The world was introduced to Bethany Hamilton when she was just 13 years old. The Hawaiian-born teen was surfing Tunnels Beach, Kauai when a tiger shark bit off her left arm up to the shoulder. Luckily she survived the attack and was back on the water a month later, determined to keep her dreams alive. She attributes her recovery and determination to her faith in God.
However, her surfing career has been fairly inconsistent and mostly disappointing. It would appear that most of Bethany's time is spent running her nonprofit organization Beautifully Flawed, which aims to help people with a disability overcome trials and pain with the help of Jesus Christ (and probably money).
Recently Bethany announced she wouldn't participate in any World Surf League (WSL) competitions if they upheld their new rules about transgender athletes competing. Is this an indication of Bethany's politics?
What are Bethany Hamilton's politics?
The WSL updated their rules on eligibility by gender to include trans women, with some caveats. The new rules state that "an athlete who was assigned male at birth, who identifies as a woman, and has woman/female on her passport or national identity card is eligible to compete in a men’s event, or as a man in a mixed event, if she has not met requirements to compete in a woman’s event (such as maintaining testosterone levels less than 5 nmol/L continuously for the previous 12 months)."
In response to this, Bethany posted a video to Instagram asking a few questions before announcing she would no longer compete in WSL events if these new rules remain in place. It sounds like Bethany doesn't really want answers, so why ask the questions?
First and foremost, Bethany incorrectly labeled these individuals as "male-bodied athletes known as transgender people," but that's the least of her problems.
As Bethany is telling the world why she doesn't think trans women should be allowed to surf in women's competitions provided they follow the established guidelines, she's also assuring us that she "strives to love all of mankind regardless of any differences." It sounds like Bethany only loves all of mankind on land.
We are then told by Bethany that she's standing up for the numerous girls in the world who can't speak up despite also having access to social media. Evidently, if Bethany is to be believed, "many" of the women on tour agree with her.

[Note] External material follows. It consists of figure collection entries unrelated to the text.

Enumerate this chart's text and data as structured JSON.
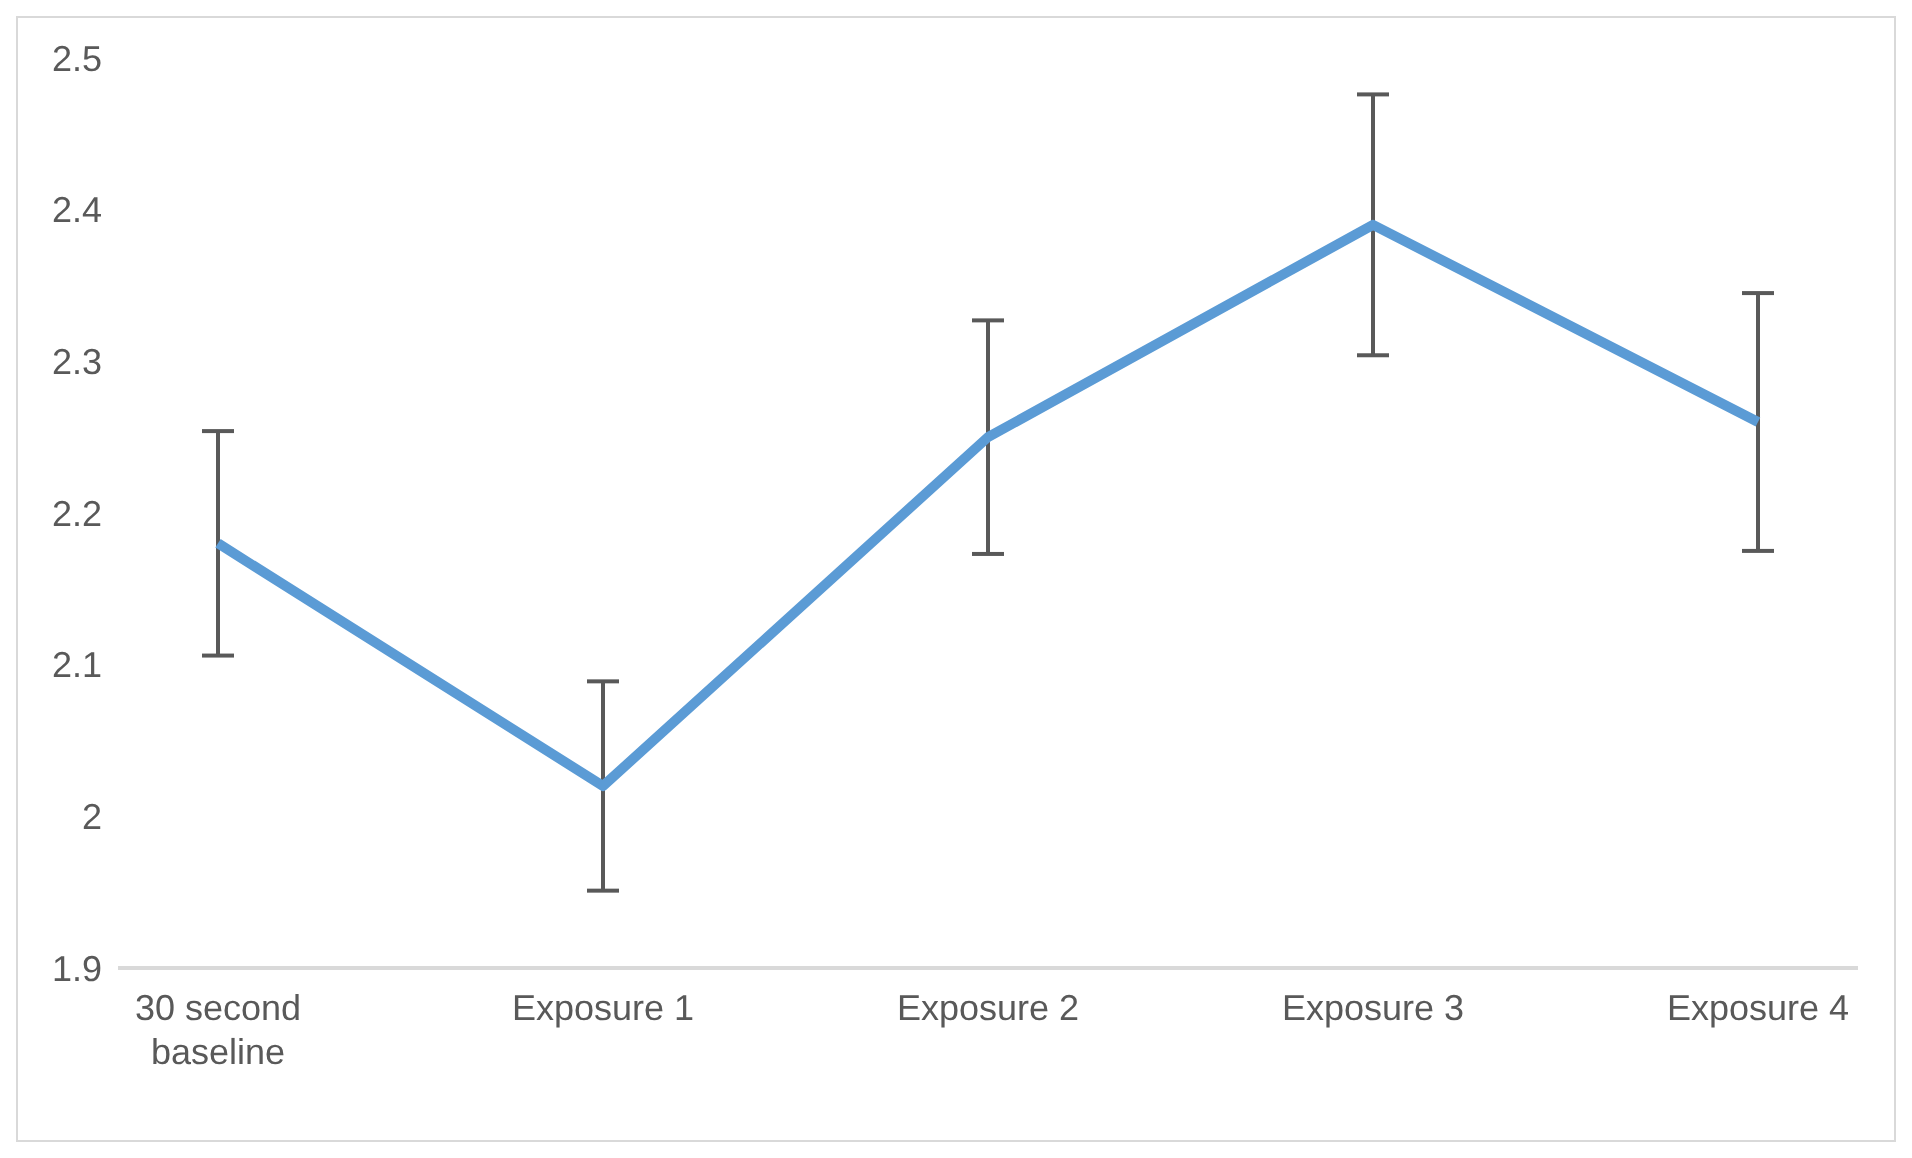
{
  "chart_data": {
    "type": "line",
    "categories": [
      "30 second baseline",
      "Exposure 1",
      "Exposure 2",
      "Exposure 3",
      "Exposure 4"
    ],
    "series": [
      {
        "color": "#5b9bd5",
        "values": [
          2.18,
          2.02,
          2.25,
          2.39,
          2.26
        ],
        "errors": [
          0.074,
          0.069,
          0.077,
          0.086,
          0.085
        ]
      }
    ],
    "ylim": [
      1.9,
      2.5
    ],
    "yticks": [
      1.9,
      2,
      2.1,
      2.2,
      2.3,
      2.4,
      2.5
    ],
    "grid": false,
    "legend": false,
    "marker": "none",
    "line_style": "solid"
  }
}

This is said a couple of times with no evidence to back up these claims. Guess we'll just have to have as much faith in Bethany as she has in God!
A lot of questions are posed by Bethany, with the gist being: Why is this good for the sport, who was asked if they want this change, and are we really reducing people to hormones? She keeps saying, "Are women just hormones?"
The only valid question Bethany has is wondering why trans women are included in the new eligibility rules, but trans men are not. Other than that, she's "just asking questions."
Who can say what Bethany's political views are. Obviously having an issue with trans people while practicing love under the Christian umbrella typically screams conservative.
Bethany thinks there should be a separate division for trans athletes.
Bethany's solution is to create a new division for trans athletes — ya know, something that is separate but equal. This will give everyone a "fair opportunity to showcase their passion and talent." What concerns Bethany the most is the future of women's surfing "15 or 20 years down the road." Again, no mention of what terrible things could come from these new rules. She just thinks it could be bad.
Part two of Bethany's stance on trans women competing in WSL events dropped on Instagram and is ironically a statement about hate.
"Going into this, I knew the hammer of mean and cruel harshness would be thrown down on me for not going with the flow, for having a different opinion, for being open and sharing my questions and thoughts about the new rules being implemented."
The thing is, Bethany isn't "going with the flow." She's trying to exclude an already marginalized group of people.
And let's face it, most surfers retire at around 35, which only gives Bethany about two more years. Why does she care? Perhaps the most interesting thing about all of this is the fact that a white woman in Hawaii is complaining about what spaces people should occupy. Bethany, the call is coming from inside the house.